前回、税理士法人古田土会計の森尾勝俊先生が、Youtube動画で、銀行と融資取引をしている会社は、自社の決算書後、決算書を分析した内容を、短く文章にしてまとめ、銀行に持参して、経営者が自ら、直接、支店長に対して説明するとよいという助言をしておられたことを、ご紹介しました。これに関して、私が感じたことを、もうひとつ述べたいと思います。銀行から、なかなか希望通りに融資を受けることができなくて、「銀行はうちの会社のことをあまり理解してくれない」という不満を持っている会社経営者の方を、ときどき見かけます。

もちろん、そのような会社は、森尾先生のご助言にあるような、銀行への決算説明をすれば、現在の状況を改善できるようになるということは、容易に理解できます。一方で、このような例は少ないと思いますが、顧問税理士の方から渡された自社の決算書を、自分自身ではあまり目を通すことなく、そのまま融資の申し込みをしている銀行に渡し、その結果、銀行からあまりよい回答が得られなかったとき、「銀行は自社のことをあまり理解してくれない」という不満を、その会社の経営者の方が口にするとすれば、その経営者の方は、当事者意識が低いと言えるでしょう。

繰り返しになりますが、森尾先生のご助言のように、自分で自社の分析した結果を銀行に伝えていれば、必ずしも、銀行がその分析結果に同意するとは限りませんが、少なくとも自分の考え方が銀行には伝わっていないとは考えないでしょう。また、銀行が同じ考え方をするかどうかには関係なく、自分自身で自社の改善点を分析しているのであれば、その要改善点について改善策を実践し、そして業績が改善されれば、銀行もその事実を認めざるを得ないでしょう。

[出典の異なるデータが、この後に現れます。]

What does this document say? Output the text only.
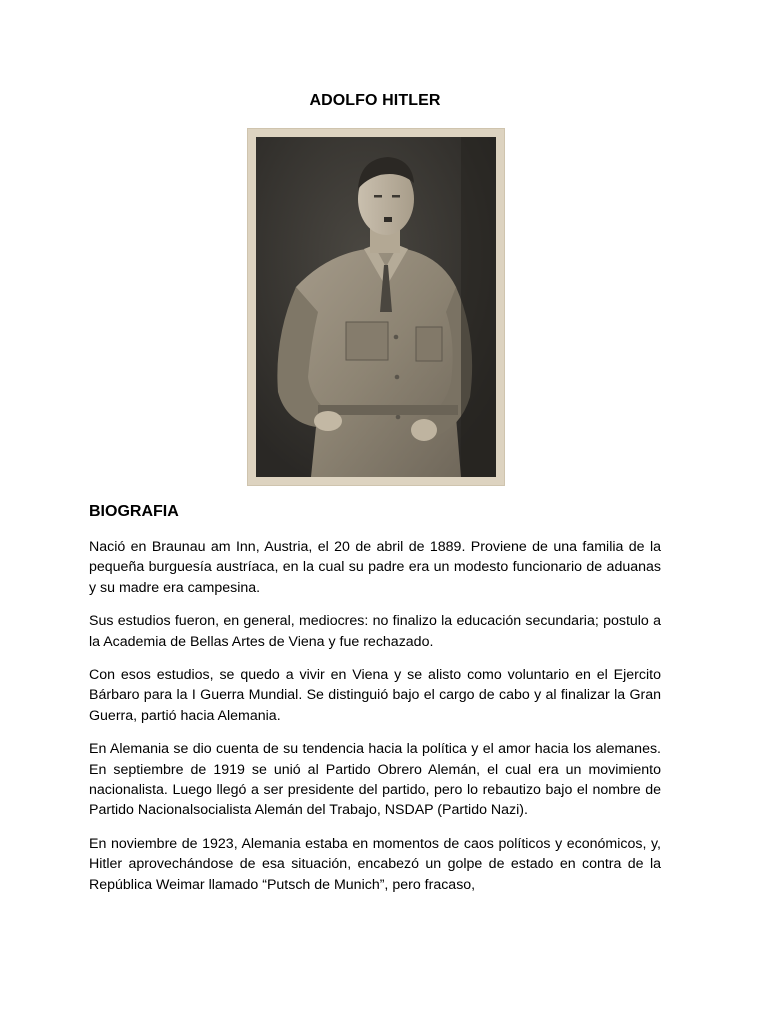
ADOLFO HITLER
BIOGRAFIA

Nació en Braunau am Inn, Austria, el 20 de abril de 1889. Proviene de una familia de la pequeña burguesía austríaca, en la cual su padre era un modesto funcionario de aduanas y su madre era campesina.

Sus estudios fueron, en general, mediocres: no finalizo la educación secundaria; postulo a la Academia de Bellas Artes de Viena y fue rechazado.

Con esos estudios, se quedo a vivir en Viena y se alisto como voluntario en el Ejercito Bárbaro para la I Guerra Mundial. Se distinguió bajo el cargo de cabo y al finalizar la Gran Guerra, partió hacia Alemania.

En Alemania se dio cuenta de su tendencia hacia la política y el amor hacia los alemanes. En septiembre de 1919 se unió al Partido Obrero Alemán, el cual era un movimiento nacionalista. Luego llegó a ser presidente del partido, pero lo rebautizo bajo el nombre de Partido Nacionalsocialista Alemán del Trabajo, NSDAP (Partido Nazi).

En noviembre de 1923, Alemania estaba en momentos de caos políticos y económicos, y, Hitler aprovechándose de esa situación, encabezó un golpe de estado en contra de la República Weimar llamado “Putsch de Munich”, pero fracaso,
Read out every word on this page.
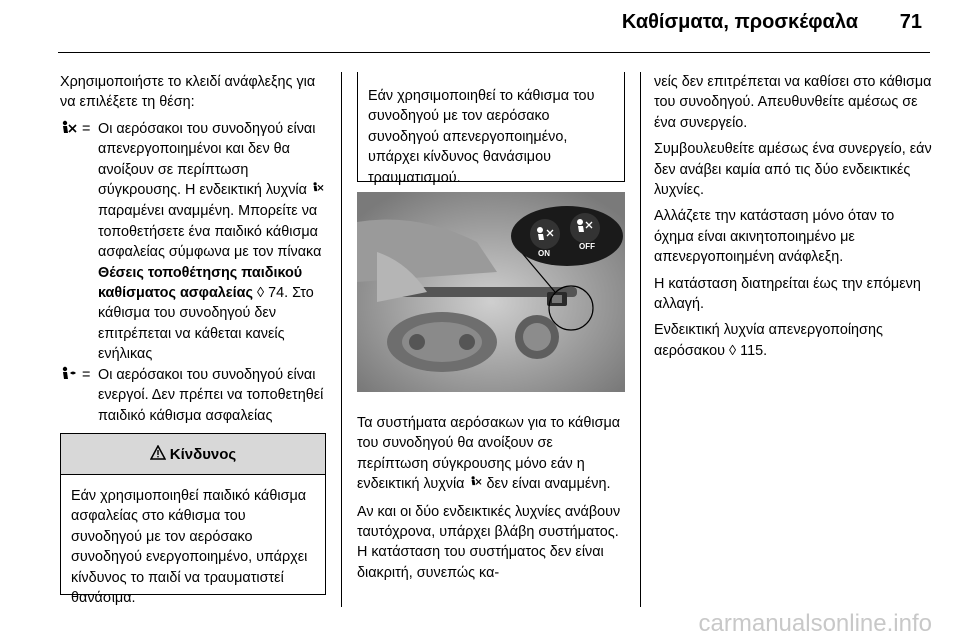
Καθίσματα, προσκέφαλα 71

Χρησιμοποιήστε το κλειδί ανάφλεξης για να επιλέξετε τη θέση:

= Οι αερόσακοι του συνοδηγού είναι απενεργοποιημένοι και δεν θα ανοίξουν σε περίπτωση σύγκρουσης. Η ενδεικτική λυχνία  παραμένει αναμμένη. Μπορείτε να τοποθετήσετε ένα παιδικό κάθισμα ασφαλείας σύμφωνα με τον πίνακα Θέσεις τοποθέτησης παιδικού καθίσματος ασφαλείας ◊ 74. Στο κάθισμα του συνοδηγού δεν επιτρέπεται να κάθεται κανείς ενήλικας
= Οι αερόσακοι του συνοδηγού είναι ενεργοί. Δεν πρέπει να τοποθετηθεί παιδικό κάθισμα ασφαλείας
Κίνδυνος
Εάν χρησιμοποιηθεί παιδικό κάθισμα ασφαλείας στο κάθισμα του συνοδηγού με τον αερόσακο συνοδηγού ενεργοποιημένο, υπάρχει κίνδυνος το παιδί να τραυματιστεί θανάσιμα.
Εάν χρησιμοποιηθεί το κάθισμα του συνοδηγού με τον αερόσακο συνοδηγού απενεργοποιημένο, υπάρχει κίνδυνος θανάσιμου τραυματισμού.
ON
OFF

Τα συστήματα αερόσακων για το κάθισμα του συνοδηγού θα ανοίξουν σε περίπτωση σύγκρουσης μόνο εάν η ενδεικτική λυχνία δεν είναι αναμμένη.

Αν και οι δύο ενδεικτικές λυχνίες ανάβουν ταυτόχρονα, υπάρχει βλάβη συστήματος. Η κατάσταση του συστήματος δεν είναι διακριτή, συνεπώς κα-

νείς δεν επιτρέπεται να καθίσει στο κάθισμα του συνοδηγού. Απευθυνθείτε αμέσως σε ένα συνεργείο.

Συμβουλευθείτε αμέσως ένα συνεργείο, εάν δεν ανάβει καμία από τις δύο ενδεικτικές λυχνίες.

Αλλάζετε την κατάσταση μόνο όταν το όχημα είναι ακινητοποιημένο με απενεργοποιημένη ανάφλεξη.

Η κατάσταση διατηρείται έως την επόμενη αλλαγή.

Ενδεικτική λυχνία απενεργοποίησης αερόσακου ◊ 115.

carmanualsonline.info
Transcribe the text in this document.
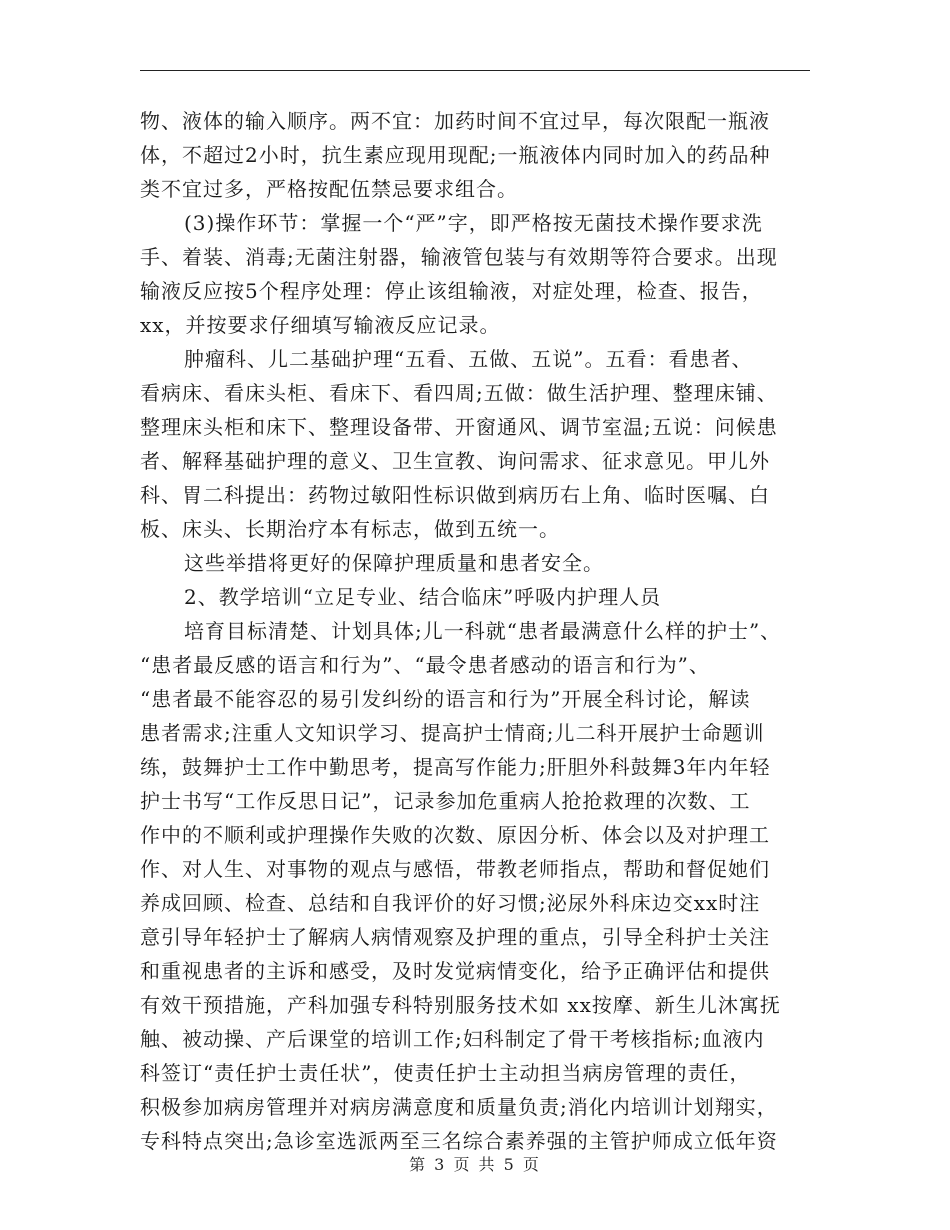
物、液体的输入顺序。两不宜：加药时间不宜过早，每次限配一瓶液
体，不超过2小时，抗生素应现用现配;一瓶液体内同时加入的药品种
类不宜过多，严格按配伍禁忌要求组合。
(3)操作环节：掌握一个“严”字，即严格按无菌技术操作要求洗
手、着装、消毒;无菌注射器，输液管包装与有效期等符合要求。出现
输液反应按5个程序处理：停止该组输液，对症处理，检查、报告，
xx，并按要求仔细填写输液反应记录。
肿瘤科、儿二基础护理“五看、五做、五说”。五看：看患者、
看病床、看床头柜、看床下、看四周;五做：做生活护理、整理床铺、
整理床头柜和床下、整理设备带、开窗通风、调节室温;五说：问候患
者、解释基础护理的意义、卫生宣教、询问需求、征求意见。甲儿外
科、胃二科提出：药物过敏阳性标识做到病历右上角、临时医嘱、白
板、床头、长期治疗本有标志，做到五统一。
这些举措将更好的保障护理质量和患者安全。
2、教学培训“立足专业、结合临床”呼吸内护理人员
培育目标清楚、计划具体;儿一科就“患者最满意什么样的护士”、
“患者最反感的语言和行为”、“最令患者感动的语言和行为”、
“患者最不能容忍的易引发纠纷的语言和行为”开展全科讨论，解读
患者需求;注重人文知识学习、提高护士情商;儿二科开展护士命题训
练，鼓舞护士工作中勤思考，提高写作能力;肝胆外科鼓舞3年内年轻
护士书写“工作反思日记”，记录参加危重病人抢抢救理的次数、工
作中的不顺利或护理操作失败的次数、原因分析、体会以及对护理工
作、对人生、对事物的观点与感悟，带教老师指点，帮助和督促她们
养成回顾、检查、总结和自我评价的好习惯;泌尿外科床边交xx时注
意引导年轻护士了解病人病情观察及护理的重点，引导全科护士关注
和重视患者的主诉和感受，及时发觉病情变化，给予正确评估和提供
有效干预措施，产科加强专科特别服务技术如 xx按摩、新生儿沐寓抚
触、被动操、产后课堂的培训工作;妇科制定了骨干考核指标;血液内
科签订“责任护士责任状”，使责任护士主动担当病房管理的责任，
积极参加病房管理并对病房满意度和质量负责;消化内培训计划翔实，
专科特点突出;急诊室选派两至三名综合素养强的主管护师成立低年资
第 3 页 共 5 页
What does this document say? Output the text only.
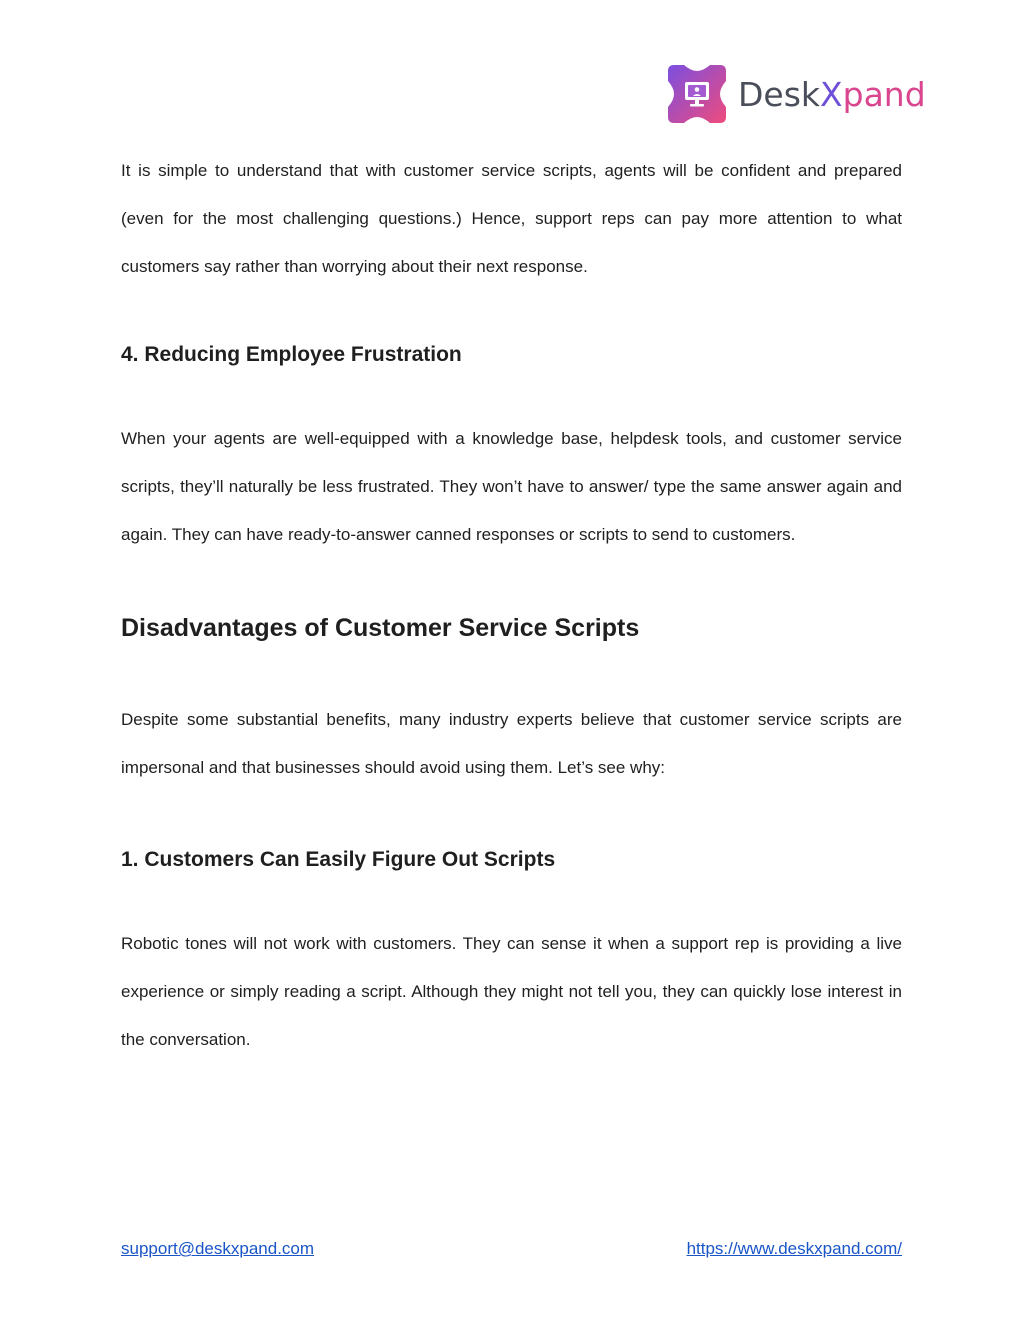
DeskXpand

It is simple to understand that with customer service scripts, agents will be confident and prepared (even for the most challenging questions.) Hence, support reps can pay more attention to what customers say rather than worrying about their next response.

4. Reducing Employee Frustration

When your agents are well-equipped with a knowledge base, helpdesk tools, and customer service scripts, they’ll naturally be less frustrated. They won’t have to answer/ type the same answer again and again. They can have ready-to-answer canned responses or scripts to send to customers.

Disadvantages of Customer Service Scripts

Despite some substantial benefits, many industry experts believe that customer service scripts are impersonal and that businesses should avoid using them. Let’s see why:

1. Customers Can Easily Figure Out Scripts

Robotic tones will not work with customers. They can sense it when a support rep is providing a live experience or simply reading a script. Although they might not tell you, they can quickly lose interest in the conversation.

support@deskxpand.com	https://www.deskxpand.com/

ここまでは当たり前のことを書いてきたのですが、中小企業経営者の方が、融資取引をしている銀行の、自社に対する融資姿勢に関して不満を持っている場合、その原因の大きな部分は、銀行とのコミュニケーションが不足していると思います。森尾先生の助言通りに自社の決算書の報告をしていれば、必ずしも銀行とは意見が一致しないとしても、自社のことを理解されてはいないとは感じなくてすむと、私は考えています。